Here are some personal growth aspects that are very important but often ignored in articles on the value of coaching:

  • “Street cred” – Coaches who have faced the same challenges and obstacles provide the best insight and appreciation for the complexities and uphill battles a rep may be facing.  You want a coach who has a broad range of experience selling to customers rather than someone with a management or training background.  A coach with many years of dealing with a wide variety of sales situations can provide skills and wisdom from their own experiences.
  • Sales coaches deal with reps where they are at – address skill gaps where they exist and help fine-tune approaches and strategies.  Selling is all about working with people, and people resent being put into a box or being stereotyped.  We all want to be treated as unique and special individuals. A coach deals with the individual, their strengths and weaknesses avoiding formulaic approaches.  They personalize the coaching to improve and hone the skills of each person uniquely.
  • Everyone needs encouragement.  Coaching is inherently about encouraging and helping to motivate people.  In a sales career, there are wins and losses every day.  There are lots of highs and lows to the job.  Salespeople have a lot at stake with each deal.  Salespeople are not measured by steps in a process but by their successes, whether a deal gets closed or not.  Salespeople who don’t close enough deals frequently lose their jobs.  The measurements they face are concrete.  The pressure to perform is always there, much like a professional athlete faces.  A good coach helps each rep keep an optimistic outlook by helping to navigate their job responsibilities.
  • The more emotionally engaged a person is in sales, the better they perform.  Most reps will not reveal to their manager or peers that they might be discouraged, frustrated, or overwhelmed.  A coach comes alongside an individual to encourage and motivate a rep to overcome their feelings and become more engaged.  Have they lost their excitement and drive to succeed?  Encouragement from an experienced person who has been there, done that, can make a huge difference
  • Perspective – experience allows one to “see the forest for the trees.”  An experienced sales coach from the field has faced many challenges and draws on a lot of successes and failures, garnering wisdom that they can pass along.
  • Non-threatening, non-managerial role – eliminate the threatening nature of a superior seen as potentially evaluating a rep.  Make the conversations more about improving an individual’s skills and attitude.  This non-threatening role allows a coach to get to the heart of the matter more quickly.
  • Reduce the learning curve – Getting involved in a sales cycle with the rep, coaching the various steps, and providing immediate feedback increases the speed that a sales rep becomes an “A” player.  
  • Coaching all aspects of the sales cycle – Managers often just get involved with accounts for executive calls and during the closing cycle (near the sale conclusion).  This is where most of the fun is and where the action is visible to all.  However, the highest coaching value is at the beginning and middle areas of a sales cycle.  These stages are where opportunities come to fruition and lead to results.

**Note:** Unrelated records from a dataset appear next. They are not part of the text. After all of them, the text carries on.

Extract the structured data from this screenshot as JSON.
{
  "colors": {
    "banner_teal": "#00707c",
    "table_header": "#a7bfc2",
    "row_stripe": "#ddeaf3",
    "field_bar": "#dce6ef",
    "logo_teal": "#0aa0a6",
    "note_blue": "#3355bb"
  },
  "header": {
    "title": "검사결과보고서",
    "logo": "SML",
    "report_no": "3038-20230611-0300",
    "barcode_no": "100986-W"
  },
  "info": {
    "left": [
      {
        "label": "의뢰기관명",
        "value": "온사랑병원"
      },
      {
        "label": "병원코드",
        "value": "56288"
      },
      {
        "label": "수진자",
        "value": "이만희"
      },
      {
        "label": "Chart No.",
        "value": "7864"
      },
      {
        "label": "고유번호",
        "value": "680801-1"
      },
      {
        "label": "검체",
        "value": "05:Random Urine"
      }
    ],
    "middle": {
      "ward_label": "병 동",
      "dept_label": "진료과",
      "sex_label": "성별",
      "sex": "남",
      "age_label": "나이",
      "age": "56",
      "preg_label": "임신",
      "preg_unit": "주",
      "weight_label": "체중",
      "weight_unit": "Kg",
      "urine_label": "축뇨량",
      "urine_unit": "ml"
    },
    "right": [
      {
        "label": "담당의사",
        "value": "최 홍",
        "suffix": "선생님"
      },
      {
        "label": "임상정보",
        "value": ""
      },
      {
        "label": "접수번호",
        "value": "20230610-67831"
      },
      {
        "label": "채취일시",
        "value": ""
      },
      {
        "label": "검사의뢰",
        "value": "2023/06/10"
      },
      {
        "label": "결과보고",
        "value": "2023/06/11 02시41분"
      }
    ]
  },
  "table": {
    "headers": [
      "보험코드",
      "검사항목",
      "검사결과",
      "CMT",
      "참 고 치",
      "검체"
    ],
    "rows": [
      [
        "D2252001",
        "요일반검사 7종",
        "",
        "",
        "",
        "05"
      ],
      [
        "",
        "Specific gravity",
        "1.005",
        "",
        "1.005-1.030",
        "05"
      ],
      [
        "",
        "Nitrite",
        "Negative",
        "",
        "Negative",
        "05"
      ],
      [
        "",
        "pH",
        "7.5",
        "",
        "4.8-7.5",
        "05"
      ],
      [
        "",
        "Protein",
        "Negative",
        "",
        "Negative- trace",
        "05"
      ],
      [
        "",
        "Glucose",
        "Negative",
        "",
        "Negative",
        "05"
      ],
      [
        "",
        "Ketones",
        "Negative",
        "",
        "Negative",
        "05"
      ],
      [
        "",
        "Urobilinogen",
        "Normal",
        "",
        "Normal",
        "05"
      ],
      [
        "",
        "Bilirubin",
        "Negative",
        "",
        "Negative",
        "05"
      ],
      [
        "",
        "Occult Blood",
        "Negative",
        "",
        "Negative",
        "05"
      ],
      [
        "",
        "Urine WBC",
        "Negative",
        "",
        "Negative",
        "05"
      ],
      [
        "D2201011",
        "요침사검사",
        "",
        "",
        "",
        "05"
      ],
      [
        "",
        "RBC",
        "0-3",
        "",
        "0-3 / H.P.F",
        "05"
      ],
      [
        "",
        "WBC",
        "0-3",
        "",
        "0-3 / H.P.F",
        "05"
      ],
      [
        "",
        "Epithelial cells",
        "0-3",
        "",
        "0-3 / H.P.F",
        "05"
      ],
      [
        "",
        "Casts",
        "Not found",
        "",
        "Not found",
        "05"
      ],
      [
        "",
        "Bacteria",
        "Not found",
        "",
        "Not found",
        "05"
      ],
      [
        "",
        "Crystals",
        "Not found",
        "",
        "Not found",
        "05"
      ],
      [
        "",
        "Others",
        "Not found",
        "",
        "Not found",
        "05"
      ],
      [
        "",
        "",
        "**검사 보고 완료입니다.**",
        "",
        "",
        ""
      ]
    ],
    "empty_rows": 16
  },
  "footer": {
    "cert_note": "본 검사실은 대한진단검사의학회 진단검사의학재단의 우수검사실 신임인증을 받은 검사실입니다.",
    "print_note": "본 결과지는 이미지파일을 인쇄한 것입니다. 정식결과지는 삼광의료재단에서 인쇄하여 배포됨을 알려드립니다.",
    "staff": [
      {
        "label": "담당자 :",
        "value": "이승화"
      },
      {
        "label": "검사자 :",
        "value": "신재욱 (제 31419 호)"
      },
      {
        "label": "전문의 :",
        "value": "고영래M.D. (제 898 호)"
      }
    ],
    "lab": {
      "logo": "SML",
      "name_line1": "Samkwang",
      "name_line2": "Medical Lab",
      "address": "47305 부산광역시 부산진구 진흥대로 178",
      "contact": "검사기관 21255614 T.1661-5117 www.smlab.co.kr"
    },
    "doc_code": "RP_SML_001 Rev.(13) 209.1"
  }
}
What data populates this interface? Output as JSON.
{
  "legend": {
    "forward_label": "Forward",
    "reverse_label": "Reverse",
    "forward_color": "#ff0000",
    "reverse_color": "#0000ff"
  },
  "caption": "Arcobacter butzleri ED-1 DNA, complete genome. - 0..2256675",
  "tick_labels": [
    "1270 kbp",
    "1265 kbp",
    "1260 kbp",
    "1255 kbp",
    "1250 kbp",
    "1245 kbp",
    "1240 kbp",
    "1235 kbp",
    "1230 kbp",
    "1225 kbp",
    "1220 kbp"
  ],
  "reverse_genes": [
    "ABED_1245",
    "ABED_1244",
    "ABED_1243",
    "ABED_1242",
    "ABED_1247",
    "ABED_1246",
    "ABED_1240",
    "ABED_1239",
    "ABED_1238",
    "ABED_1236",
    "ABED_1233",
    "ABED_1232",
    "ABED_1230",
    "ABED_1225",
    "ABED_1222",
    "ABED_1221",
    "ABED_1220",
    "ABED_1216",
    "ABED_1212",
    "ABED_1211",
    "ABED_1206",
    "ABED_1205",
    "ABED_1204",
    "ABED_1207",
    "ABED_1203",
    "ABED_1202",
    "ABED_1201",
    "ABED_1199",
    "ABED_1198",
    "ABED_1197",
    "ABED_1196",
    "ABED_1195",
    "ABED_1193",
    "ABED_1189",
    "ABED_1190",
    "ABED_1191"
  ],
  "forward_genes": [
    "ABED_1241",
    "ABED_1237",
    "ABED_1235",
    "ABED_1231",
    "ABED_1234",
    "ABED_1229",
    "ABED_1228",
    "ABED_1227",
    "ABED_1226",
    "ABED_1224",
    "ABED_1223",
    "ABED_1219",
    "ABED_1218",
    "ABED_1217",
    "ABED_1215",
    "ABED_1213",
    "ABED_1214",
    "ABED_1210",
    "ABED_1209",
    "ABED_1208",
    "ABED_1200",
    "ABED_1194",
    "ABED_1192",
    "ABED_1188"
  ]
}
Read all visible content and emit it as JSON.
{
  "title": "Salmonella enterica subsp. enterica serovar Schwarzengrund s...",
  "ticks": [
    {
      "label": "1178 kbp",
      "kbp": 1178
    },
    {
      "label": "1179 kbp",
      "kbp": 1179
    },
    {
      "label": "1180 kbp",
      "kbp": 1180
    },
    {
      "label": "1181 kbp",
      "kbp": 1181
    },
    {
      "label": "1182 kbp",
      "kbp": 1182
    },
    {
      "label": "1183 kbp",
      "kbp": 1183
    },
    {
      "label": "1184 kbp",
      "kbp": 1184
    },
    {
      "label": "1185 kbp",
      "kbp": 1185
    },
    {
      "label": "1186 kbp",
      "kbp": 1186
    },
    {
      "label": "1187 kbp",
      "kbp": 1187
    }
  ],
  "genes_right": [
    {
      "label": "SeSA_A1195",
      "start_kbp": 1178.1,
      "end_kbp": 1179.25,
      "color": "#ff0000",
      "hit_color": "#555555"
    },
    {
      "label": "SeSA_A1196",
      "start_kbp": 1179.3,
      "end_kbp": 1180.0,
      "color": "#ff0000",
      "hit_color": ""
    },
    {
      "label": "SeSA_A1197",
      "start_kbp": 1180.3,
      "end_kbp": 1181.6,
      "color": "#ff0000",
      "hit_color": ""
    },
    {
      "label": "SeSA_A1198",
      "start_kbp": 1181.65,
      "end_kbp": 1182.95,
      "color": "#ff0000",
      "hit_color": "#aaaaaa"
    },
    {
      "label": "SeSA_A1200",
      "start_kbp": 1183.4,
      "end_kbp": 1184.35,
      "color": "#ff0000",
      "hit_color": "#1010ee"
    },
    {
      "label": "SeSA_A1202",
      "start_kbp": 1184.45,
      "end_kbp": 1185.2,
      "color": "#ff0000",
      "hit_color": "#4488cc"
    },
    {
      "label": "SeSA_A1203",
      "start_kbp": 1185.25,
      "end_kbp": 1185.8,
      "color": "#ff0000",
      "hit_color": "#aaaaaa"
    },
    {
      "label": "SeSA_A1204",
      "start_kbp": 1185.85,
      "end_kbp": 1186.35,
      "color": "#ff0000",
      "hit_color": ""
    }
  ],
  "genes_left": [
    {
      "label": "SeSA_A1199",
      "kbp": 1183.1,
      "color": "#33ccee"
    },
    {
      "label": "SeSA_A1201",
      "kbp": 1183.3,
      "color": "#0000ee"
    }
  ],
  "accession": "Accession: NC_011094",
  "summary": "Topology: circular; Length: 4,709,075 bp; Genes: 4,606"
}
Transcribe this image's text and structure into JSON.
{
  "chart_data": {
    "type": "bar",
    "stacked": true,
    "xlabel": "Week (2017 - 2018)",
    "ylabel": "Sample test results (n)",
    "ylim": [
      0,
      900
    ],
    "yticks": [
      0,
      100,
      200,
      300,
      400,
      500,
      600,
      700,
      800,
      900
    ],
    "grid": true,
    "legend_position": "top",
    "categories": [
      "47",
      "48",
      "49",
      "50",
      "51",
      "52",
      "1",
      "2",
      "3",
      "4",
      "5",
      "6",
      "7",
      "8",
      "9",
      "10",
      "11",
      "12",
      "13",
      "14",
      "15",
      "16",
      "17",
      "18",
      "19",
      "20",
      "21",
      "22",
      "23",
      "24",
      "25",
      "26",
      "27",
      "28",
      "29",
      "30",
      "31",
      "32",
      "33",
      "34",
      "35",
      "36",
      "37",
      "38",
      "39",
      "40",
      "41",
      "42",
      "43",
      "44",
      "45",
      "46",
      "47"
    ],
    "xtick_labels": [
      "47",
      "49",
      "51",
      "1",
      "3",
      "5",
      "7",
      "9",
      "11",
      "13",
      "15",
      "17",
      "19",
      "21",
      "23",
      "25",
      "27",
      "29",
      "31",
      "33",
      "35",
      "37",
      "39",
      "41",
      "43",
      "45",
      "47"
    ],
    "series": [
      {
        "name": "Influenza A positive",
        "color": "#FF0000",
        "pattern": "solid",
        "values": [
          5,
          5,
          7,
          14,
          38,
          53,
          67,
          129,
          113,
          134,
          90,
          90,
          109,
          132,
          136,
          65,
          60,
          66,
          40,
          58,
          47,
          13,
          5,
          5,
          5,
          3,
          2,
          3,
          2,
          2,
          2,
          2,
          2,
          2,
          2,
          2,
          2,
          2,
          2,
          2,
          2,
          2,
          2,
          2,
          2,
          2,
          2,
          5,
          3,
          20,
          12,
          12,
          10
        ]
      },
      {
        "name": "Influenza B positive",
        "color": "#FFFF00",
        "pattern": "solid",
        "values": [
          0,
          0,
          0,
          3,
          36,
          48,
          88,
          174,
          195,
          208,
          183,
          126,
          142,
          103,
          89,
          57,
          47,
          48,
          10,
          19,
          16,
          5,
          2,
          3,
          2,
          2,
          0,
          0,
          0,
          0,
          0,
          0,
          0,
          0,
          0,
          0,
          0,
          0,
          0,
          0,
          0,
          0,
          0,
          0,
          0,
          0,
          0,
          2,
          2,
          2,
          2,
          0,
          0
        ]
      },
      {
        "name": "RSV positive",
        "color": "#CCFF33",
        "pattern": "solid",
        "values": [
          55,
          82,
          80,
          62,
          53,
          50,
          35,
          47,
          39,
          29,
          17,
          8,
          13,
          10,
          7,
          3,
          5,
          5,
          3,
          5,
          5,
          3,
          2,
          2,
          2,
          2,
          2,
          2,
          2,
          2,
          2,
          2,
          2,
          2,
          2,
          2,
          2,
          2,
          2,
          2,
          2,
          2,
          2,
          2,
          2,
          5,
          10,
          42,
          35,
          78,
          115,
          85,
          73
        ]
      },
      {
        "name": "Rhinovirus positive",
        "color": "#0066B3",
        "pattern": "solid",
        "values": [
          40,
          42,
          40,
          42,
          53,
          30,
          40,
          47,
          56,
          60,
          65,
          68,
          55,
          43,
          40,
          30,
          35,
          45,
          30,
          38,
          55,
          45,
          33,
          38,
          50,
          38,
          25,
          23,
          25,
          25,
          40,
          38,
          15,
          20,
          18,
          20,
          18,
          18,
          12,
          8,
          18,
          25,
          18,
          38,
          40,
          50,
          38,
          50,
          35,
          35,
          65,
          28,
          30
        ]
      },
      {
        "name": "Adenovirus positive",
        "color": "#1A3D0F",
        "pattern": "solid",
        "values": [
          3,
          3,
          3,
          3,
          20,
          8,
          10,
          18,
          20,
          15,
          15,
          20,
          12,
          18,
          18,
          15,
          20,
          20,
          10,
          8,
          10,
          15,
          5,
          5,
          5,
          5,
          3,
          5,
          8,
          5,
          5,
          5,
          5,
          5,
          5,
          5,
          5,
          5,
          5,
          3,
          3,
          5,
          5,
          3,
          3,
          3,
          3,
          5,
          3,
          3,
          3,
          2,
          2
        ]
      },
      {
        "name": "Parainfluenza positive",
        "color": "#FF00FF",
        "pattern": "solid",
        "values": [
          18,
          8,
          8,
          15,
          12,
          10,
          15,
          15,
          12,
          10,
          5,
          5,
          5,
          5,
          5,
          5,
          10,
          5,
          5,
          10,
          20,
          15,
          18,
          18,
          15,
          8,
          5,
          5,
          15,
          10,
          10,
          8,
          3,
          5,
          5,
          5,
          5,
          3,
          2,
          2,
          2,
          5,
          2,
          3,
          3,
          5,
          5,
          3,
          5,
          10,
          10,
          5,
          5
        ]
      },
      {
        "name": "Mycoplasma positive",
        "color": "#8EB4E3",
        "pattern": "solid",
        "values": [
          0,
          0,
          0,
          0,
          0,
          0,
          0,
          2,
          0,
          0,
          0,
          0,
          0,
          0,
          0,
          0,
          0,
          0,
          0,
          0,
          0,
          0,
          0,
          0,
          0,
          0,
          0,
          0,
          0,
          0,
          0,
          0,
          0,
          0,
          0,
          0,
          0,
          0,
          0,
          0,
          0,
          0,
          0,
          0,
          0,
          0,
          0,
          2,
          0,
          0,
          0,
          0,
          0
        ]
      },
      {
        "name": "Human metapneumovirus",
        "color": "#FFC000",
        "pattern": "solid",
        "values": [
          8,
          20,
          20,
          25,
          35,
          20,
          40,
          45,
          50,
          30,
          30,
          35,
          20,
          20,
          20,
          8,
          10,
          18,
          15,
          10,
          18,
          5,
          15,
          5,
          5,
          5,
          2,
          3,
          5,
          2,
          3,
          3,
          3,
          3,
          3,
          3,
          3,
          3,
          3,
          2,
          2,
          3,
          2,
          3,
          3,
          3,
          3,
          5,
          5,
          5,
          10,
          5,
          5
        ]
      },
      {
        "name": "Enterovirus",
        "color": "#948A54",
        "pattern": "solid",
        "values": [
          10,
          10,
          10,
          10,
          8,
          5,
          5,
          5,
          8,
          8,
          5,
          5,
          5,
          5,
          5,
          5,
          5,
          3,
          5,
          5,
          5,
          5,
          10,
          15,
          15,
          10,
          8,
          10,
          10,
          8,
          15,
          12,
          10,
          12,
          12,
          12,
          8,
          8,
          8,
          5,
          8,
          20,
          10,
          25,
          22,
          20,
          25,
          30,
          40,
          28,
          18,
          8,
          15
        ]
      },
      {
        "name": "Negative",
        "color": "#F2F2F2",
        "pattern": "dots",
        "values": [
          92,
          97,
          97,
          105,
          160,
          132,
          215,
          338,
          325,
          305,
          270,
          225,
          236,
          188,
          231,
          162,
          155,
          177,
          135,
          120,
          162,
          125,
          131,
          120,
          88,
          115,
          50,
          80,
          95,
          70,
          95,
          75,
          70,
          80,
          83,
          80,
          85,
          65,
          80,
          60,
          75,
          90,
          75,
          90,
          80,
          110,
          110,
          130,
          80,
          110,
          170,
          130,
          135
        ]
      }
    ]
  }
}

This is also the area where most of the mistakes are made.  Skillfully developed sales opportunities are generally straightforward to close.  Coaches deal with all aspects of the sales cycle spending time with a rep to help them improve at each step along the way.

One-on-one coaching can make a massive difference in the success of a sales team and, ultimately, with a company.  Growing your people benefits everyone.  Many of the statistics shared earlier translate to increased revenue and profitability, but to get these types of results, it is essential to engage an individual with a wealth of sales experience and who has sold to a variety of types of customers over many years.  Experience counts!